I have used the fasta genome provided by NCBI as reported in this post . The headers of this file are:
>chr1 AC:CM000663.2 gi:568336023 LN:248956422 rl:Chromosome M5:6aef897c3d6ff0c78aff06ac189178dd AS:GRCh38 >chr2 AC:CM000664.2 gi:568336022 LN:242193529 rl:Chromosome M5:f98db672eb0993dcfdabafe2a882905c AS:GRCh38 >chr3 AC:CM000665.2 gi:568336021 LN:198295559 rl:Chromosome M5:76635a41ea913a405ded820447d067b0 AS:GRCh38 [...] >chrUn_GL000218v1 AC:GL000218.1 gi:224183305 LN:161147 rl:unplaced M5:1d708b54644c26c7e01c2dad5426d38c AS:GRCh38 >chrEBV AC:AJ507799.2 gi:86261677 LN:171823 rl:decoy M5:6743bd63b3ff2b5b8985d8933c53290a SP:Human_herpesvirus_4 tp:circular
I need to use a fusion genome built by concatenating this human genome with one obtained from selected virus sequences. This virus genome is formed by a single header and a long stretch of nucleotides derived from individual virus sequences.
Following the indications given in this other post I prepared the header for the virus genome as follows:
>chrV AC:XXXXXXXX.1 gi:00000000 LN:370064105 rl:Chromosome M5:5aa5be7025d7baa666a8651e0909e4ce AS:1 SP:All_viruses tp:linear
I made up accession number AC to XXXXXXXX.1 because there is no real entry for my made-up genome in Genbank & NCBI; since the IDs given in the human genome are 8 digit long, I gave a 8 letters fake entry and a ".1" because this is first time I am using this genome (maybe I should have used two letter, 6 numbers?).
Same for the GI number: the made up genome is not recorded in GenBank, thus I simply gave a fake 8 digit number.
LN is the length of the genome, I treated it as a real chromosome and M5 derives for md5sum I made on the fasta file. AS and SP are free text fields (I assumed) and the genome is linear.
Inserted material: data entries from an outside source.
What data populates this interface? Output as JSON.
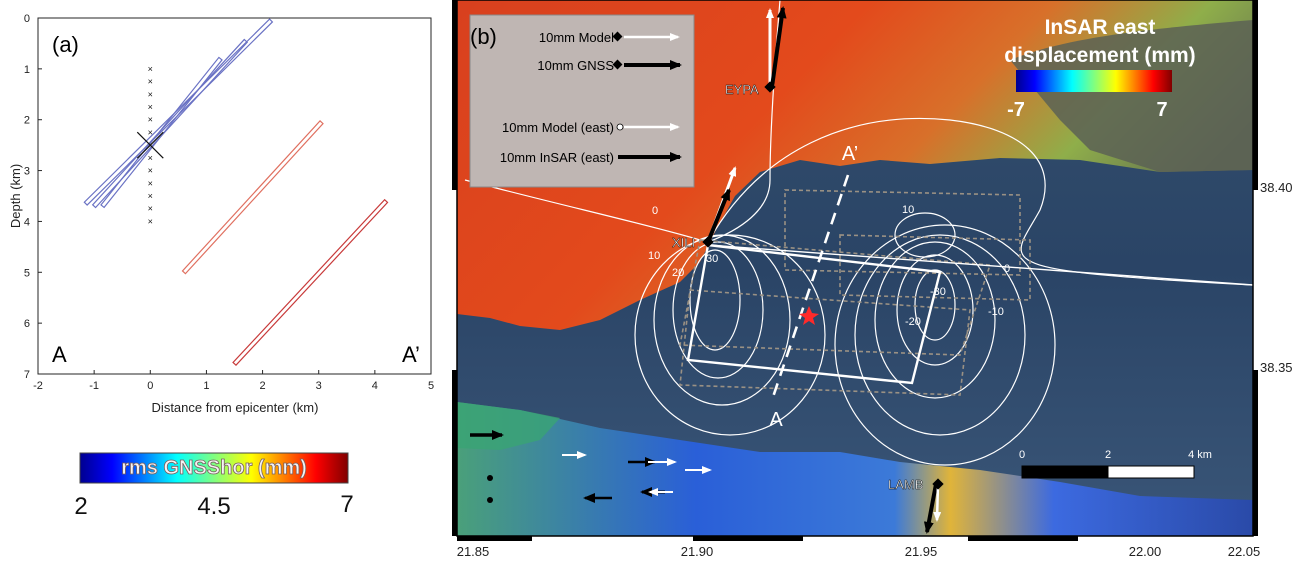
{
  "panel_a": {
    "label": "(a)",
    "ylabel": "Depth (km)",
    "xlabel": "Distance from epicenter (km)",
    "end_left": "A",
    "end_right": "A’",
    "colorbar_title": "rms GNSShor (mm)",
    "colorbar_ticks": [
      "2",
      "4.5",
      "7"
    ]
  },
  "panel_b": {
    "label": "(b)",
    "colorbar_title_line1": "InSAR east",
    "colorbar_title_line2": "displacement (mm)",
    "colorbar_min": "-7",
    "colorbar_max": "7",
    "legend": [
      {
        "label": "10mm Model",
        "marker": "diamond",
        "arrow_color": "#ffffff"
      },
      {
        "label": "10mm GNSS",
        "marker": "diamond",
        "arrow_color": "#000000"
      },
      {
        "label": "10mm Model (east)",
        "marker": "circle",
        "arrow_color": "#ffffff"
      },
      {
        "label": "10mm InSAR (east)",
        "marker": "circle",
        "arrow_color": "#000000"
      }
    ],
    "stations": [
      "EYPA",
      "XILI",
      "LAMB"
    ],
    "profile_start": "A",
    "profile_end": "A’",
    "contour_labels": [
      "0",
      "10",
      "20",
      "-10",
      "-20",
      "30",
      "10",
      "0",
      "-30"
    ],
    "scalebar_ticks": [
      "0",
      "2",
      "4 km"
    ],
    "lon_ticks": [
      "21.85",
      "21.90",
      "21.95",
      "22.00",
      "22.05"
    ],
    "lat_ticks": [
      "38.40",
      "38.35"
    ]
  },
  "chart_data": {
    "type": "scatter",
    "xlim": [
      -2,
      5
    ],
    "ylim": [
      7,
      0
    ],
    "xticks": [
      -2,
      -1,
      0,
      1,
      2,
      3,
      4,
      5
    ],
    "yticks": [
      0,
      1,
      2,
      3,
      4,
      5,
      6,
      7
    ],
    "xlabel": "Distance from epicenter (km)",
    "ylabel": "Depth (km)",
    "fault_planes": [
      {
        "color": "#6a72c4",
        "x": [
          -1.15,
          2.15
        ],
        "y": [
          3.65,
          0.05
        ]
      },
      {
        "color": "#6a72c4",
        "x": [
          -1.0,
          1.7
        ],
        "y": [
          3.7,
          0.45
        ]
      },
      {
        "color": "#6a72c4",
        "x": [
          -0.85,
          1.25
        ],
        "y": [
          3.7,
          0.8
        ]
      },
      {
        "color": "#e07060",
        "x": [
          0.6,
          3.05
        ],
        "y": [
          5.0,
          2.05
        ]
      },
      {
        "color": "#c83a3a",
        "x": [
          1.5,
          4.2
        ],
        "y": [
          6.8,
          3.6
        ]
      }
    ],
    "hypocenter_column": {
      "x": 0,
      "y": [
        1.0,
        1.25,
        1.5,
        1.75,
        2.0,
        2.25,
        2.5,
        2.75,
        3.0,
        3.25,
        3.5,
        3.75,
        4.0
      ]
    },
    "big_cross": {
      "x": 0,
      "y": 2.5
    }
  }
}
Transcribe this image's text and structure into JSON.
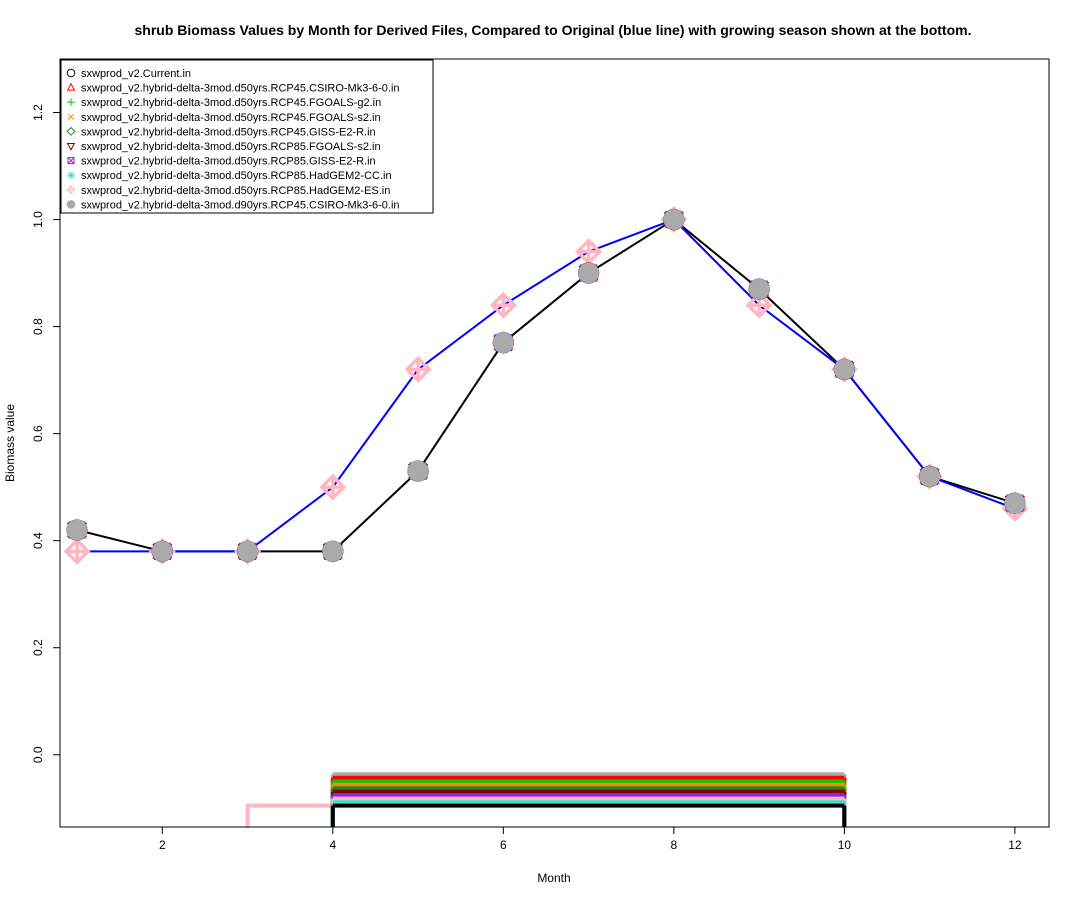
{
  "chart_data": {
    "type": "line",
    "title": "shrub Biomass Values by Month for Derived Files, Compared to Original (blue line) with growing season shown at the bottom.",
    "xlabel": "Month",
    "ylabel": "Biomass value",
    "xlim": [
      0.8,
      12.4
    ],
    "ylim": [
      -0.135,
      1.3
    ],
    "xticks": [
      2,
      4,
      6,
      8,
      10,
      12
    ],
    "yticks": [
      0.0,
      0.2,
      0.4,
      0.6,
      0.8,
      1.0,
      1.2
    ],
    "x": [
      1,
      2,
      3,
      4,
      5,
      6,
      7,
      8,
      9,
      10,
      11,
      12
    ],
    "original": {
      "color": "#0000ff",
      "values": [
        0.38,
        0.38,
        0.38,
        0.5,
        0.72,
        0.84,
        0.94,
        1.0,
        0.84,
        0.72,
        0.52,
        0.46
      ]
    },
    "derived_line": {
      "color": "#000000",
      "values": [
        0.42,
        0.38,
        0.38,
        0.38,
        0.53,
        0.77,
        0.9,
        1.0,
        0.87,
        0.72,
        0.52,
        0.47
      ]
    },
    "legend_position": "top-left",
    "series": [
      {
        "name": "sxwprod_v2.Current.in",
        "color": "#000000",
        "marker": "circle",
        "values": [
          0.42,
          0.38,
          0.38,
          0.38,
          0.53,
          0.77,
          0.9,
          1.0,
          0.87,
          0.72,
          0.52,
          0.47
        ]
      },
      {
        "name": "sxwprod_v2.hybrid-delta-3mod.d50yrs.RCP45.CSIRO-Mk3-6-0.in",
        "color": "#ff0000",
        "marker": "triangle",
        "values": [
          0.42,
          0.38,
          0.38,
          0.38,
          0.53,
          0.77,
          0.9,
          1.0,
          0.87,
          0.72,
          0.52,
          0.47
        ]
      },
      {
        "name": "sxwprod_v2.hybrid-delta-3mod.d50yrs.RCP45.FGOALS-g2.in",
        "color": "#00cc00",
        "marker": "plus",
        "values": [
          0.42,
          0.38,
          0.38,
          0.38,
          0.53,
          0.77,
          0.9,
          1.0,
          0.87,
          0.72,
          0.52,
          0.47
        ]
      },
      {
        "name": "sxwprod_v2.hybrid-delta-3mod.d50yrs.RCP45.FGOALS-s2.in",
        "color": "#ff8800",
        "marker": "x",
        "values": [
          0.42,
          0.38,
          0.38,
          0.38,
          0.53,
          0.77,
          0.9,
          1.0,
          0.87,
          0.72,
          0.52,
          0.47
        ]
      },
      {
        "name": "sxwprod_v2.hybrid-delta-3mod.d50yrs.RCP45.GISS-E2-R.in",
        "color": "#228b22",
        "marker": "diamond",
        "values": [
          0.42,
          0.38,
          0.38,
          0.38,
          0.53,
          0.77,
          0.9,
          1.0,
          0.87,
          0.72,
          0.52,
          0.47
        ]
      },
      {
        "name": "sxwprod_v2.hybrid-delta-3mod.d50yrs.RCP85.FGOALS-s2.in",
        "color": "#8b0000",
        "marker": "triangle-down",
        "values": [
          0.42,
          0.38,
          0.38,
          0.38,
          0.53,
          0.77,
          0.9,
          1.0,
          0.87,
          0.72,
          0.52,
          0.47
        ]
      },
      {
        "name": "sxwprod_v2.hybrid-delta-3mod.d50yrs.RCP85.GISS-E2-R.in",
        "color": "#8a2be2",
        "marker": "square-x",
        "values": [
          0.42,
          0.38,
          0.38,
          0.38,
          0.53,
          0.77,
          0.9,
          1.0,
          0.87,
          0.72,
          0.52,
          0.47
        ]
      },
      {
        "name": "sxwprod_v2.hybrid-delta-3mod.d50yrs.RCP85.HadGEM2-CC.in",
        "color": "#40e0d0",
        "marker": "asterisk",
        "values": [
          0.42,
          0.38,
          0.38,
          0.38,
          0.53,
          0.77,
          0.9,
          1.0,
          0.87,
          0.72,
          0.52,
          0.47
        ]
      },
      {
        "name": "sxwprod_v2.hybrid-delta-3mod.d50yrs.RCP85.HadGEM2-ES.in",
        "color": "#ffb6c1",
        "marker": "diamond-plus",
        "values": [
          0.38,
          0.38,
          0.38,
          0.5,
          0.72,
          0.84,
          0.94,
          1.0,
          0.84,
          0.72,
          0.52,
          0.46
        ]
      },
      {
        "name": "sxwprod_v2.hybrid-delta-3mod.d90yrs.RCP45.CSIRO-Mk3-6-0.in",
        "color": "#aaaaaa",
        "marker": "circle-filled",
        "values": [
          0.42,
          0.38,
          0.38,
          0.38,
          0.53,
          0.77,
          0.9,
          1.0,
          0.87,
          0.72,
          0.52,
          0.47
        ]
      }
    ],
    "growing_season": [
      {
        "color": "#ffb6c1",
        "start": 3,
        "end": 4
      },
      {
        "color": "#aaaaaa",
        "start": 4,
        "end": 10
      },
      {
        "color": "#ff0000",
        "start": 4,
        "end": 10
      },
      {
        "color": "#00cc00",
        "start": 4,
        "end": 10
      },
      {
        "color": "#ff8800",
        "start": 4,
        "end": 10
      },
      {
        "color": "#228b22",
        "start": 4,
        "end": 10
      },
      {
        "color": "#8b0000",
        "start": 4,
        "end": 10
      },
      {
        "color": "#8a2be2",
        "start": 4,
        "end": 10
      },
      {
        "color": "#ffb6c1",
        "start": 4,
        "end": 10
      },
      {
        "color": "#40e0d0",
        "start": 4,
        "end": 10
      },
      {
        "color": "#000000",
        "start": 4,
        "end": 10
      }
    ]
  }
}
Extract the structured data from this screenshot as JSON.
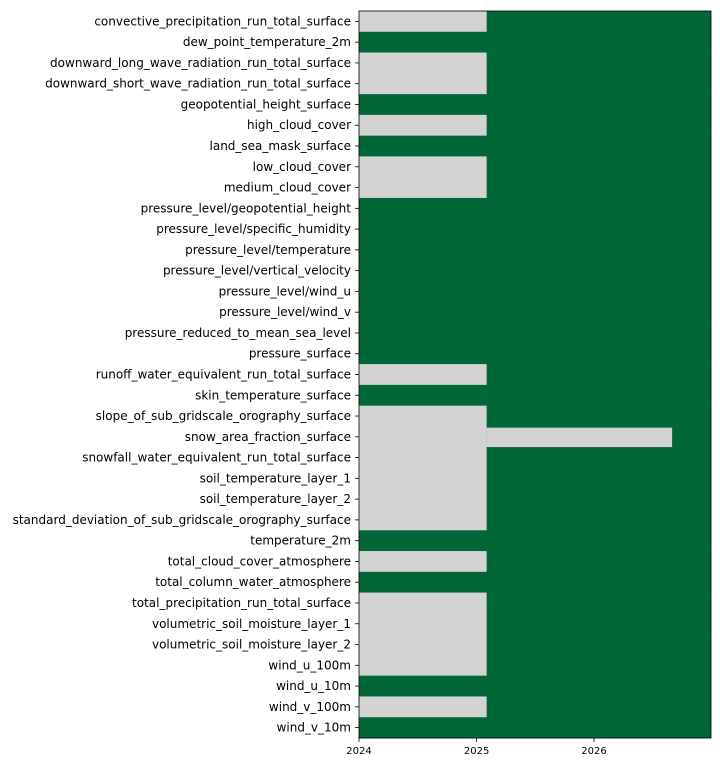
{
  "chart_data": {
    "type": "heatmap",
    "title": "",
    "xlabel": "",
    "ylabel": "",
    "x_ticks": [
      "2024",
      "2025",
      "2026"
    ],
    "xlim": [
      "2024-01-01",
      "2026-12-31"
    ],
    "colors": {
      "available": "#006837",
      "missing": "#d3d3d3",
      "axis": "#000000"
    },
    "rows": [
      {
        "label": "convective_precipitation_run_total_surface",
        "available_from": "2025-02-01"
      },
      {
        "label": "dew_point_temperature_2m",
        "available_from": "2024-01-01"
      },
      {
        "label": "downward_long_wave_radiation_run_total_surface",
        "available_from": "2025-02-01"
      },
      {
        "label": "downward_short_wave_radiation_run_total_surface",
        "available_from": "2025-02-01"
      },
      {
        "label": "geopotential_height_surface",
        "available_from": "2024-01-01"
      },
      {
        "label": "high_cloud_cover",
        "available_from": "2025-02-01"
      },
      {
        "label": "land_sea_mask_surface",
        "available_from": "2024-01-01"
      },
      {
        "label": "low_cloud_cover",
        "available_from": "2025-02-01"
      },
      {
        "label": "medium_cloud_cover",
        "available_from": "2025-02-01"
      },
      {
        "label": "pressure_level/geopotential_height",
        "available_from": "2024-01-01"
      },
      {
        "label": "pressure_level/specific_humidity",
        "available_from": "2024-01-01"
      },
      {
        "label": "pressure_level/temperature",
        "available_from": "2024-01-01"
      },
      {
        "label": "pressure_level/vertical_velocity",
        "available_from": "2024-01-01"
      },
      {
        "label": "pressure_level/wind_u",
        "available_from": "2024-01-01"
      },
      {
        "label": "pressure_level/wind_v",
        "available_from": "2024-01-01"
      },
      {
        "label": "pressure_reduced_to_mean_sea_level",
        "available_from": "2024-01-01"
      },
      {
        "label": "pressure_surface",
        "available_from": "2024-01-01"
      },
      {
        "label": "runoff_water_equivalent_run_total_surface",
        "available_from": "2025-02-01"
      },
      {
        "label": "skin_temperature_surface",
        "available_from": "2024-01-01"
      },
      {
        "label": "slope_of_sub_gridscale_orography_surface",
        "available_from": "2025-02-01"
      },
      {
        "label": "snow_area_fraction_surface",
        "available_from": "2025-02-01",
        "missing_until": "2026-09-01"
      },
      {
        "label": "snowfall_water_equivalent_run_total_surface",
        "available_from": "2025-02-01"
      },
      {
        "label": "soil_temperature_layer_1",
        "available_from": "2025-02-01"
      },
      {
        "label": "soil_temperature_layer_2",
        "available_from": "2025-02-01"
      },
      {
        "label": "standard_deviation_of_sub_gridscale_orography_surface",
        "available_from": "2025-02-01"
      },
      {
        "label": "temperature_2m",
        "available_from": "2024-01-01"
      },
      {
        "label": "total_cloud_cover_atmosphere",
        "available_from": "2025-02-01"
      },
      {
        "label": "total_column_water_atmosphere",
        "available_from": "2024-01-01"
      },
      {
        "label": "total_precipitation_run_total_surface",
        "available_from": "2025-02-01"
      },
      {
        "label": "volumetric_soil_moisture_layer_1",
        "available_from": "2025-02-01"
      },
      {
        "label": "volumetric_soil_moisture_layer_2",
        "available_from": "2025-02-01"
      },
      {
        "label": "wind_u_100m",
        "available_from": "2025-02-01"
      },
      {
        "label": "wind_u_10m",
        "available_from": "2024-01-01"
      },
      {
        "label": "wind_v_100m",
        "available_from": "2025-02-01"
      },
      {
        "label": "wind_v_10m",
        "available_from": "2024-01-01"
      }
    ]
  }
}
By the way, I separated the fields with two spaces.
I concatenated the human genome and the made up virus genome with `cat <human.fa> <virus.fa> > <fusion.fa> and I prepared the indices for this genome and aligned the samples with
bwa index -a bwtsw <fusion.fa> bwa mem -t 8 -R <read_group> <fusion.fa> <R1.fq.gz> <R2.fq.gz> | \ samtools sort -o <file_ALN-SRT.sam>
However, I got this error message:
[bns_restore_core] Parse error reading <fusion.fa>.amb
and the SAM file is virtually empty:
cat <file_ALN-SRT.sam> @HD VN:1.3 SO:coordinate
May I ask what I got wrong? When aligning against either one or the other genome separately the alignment is OK, thus it must be a problem with the headers I guess.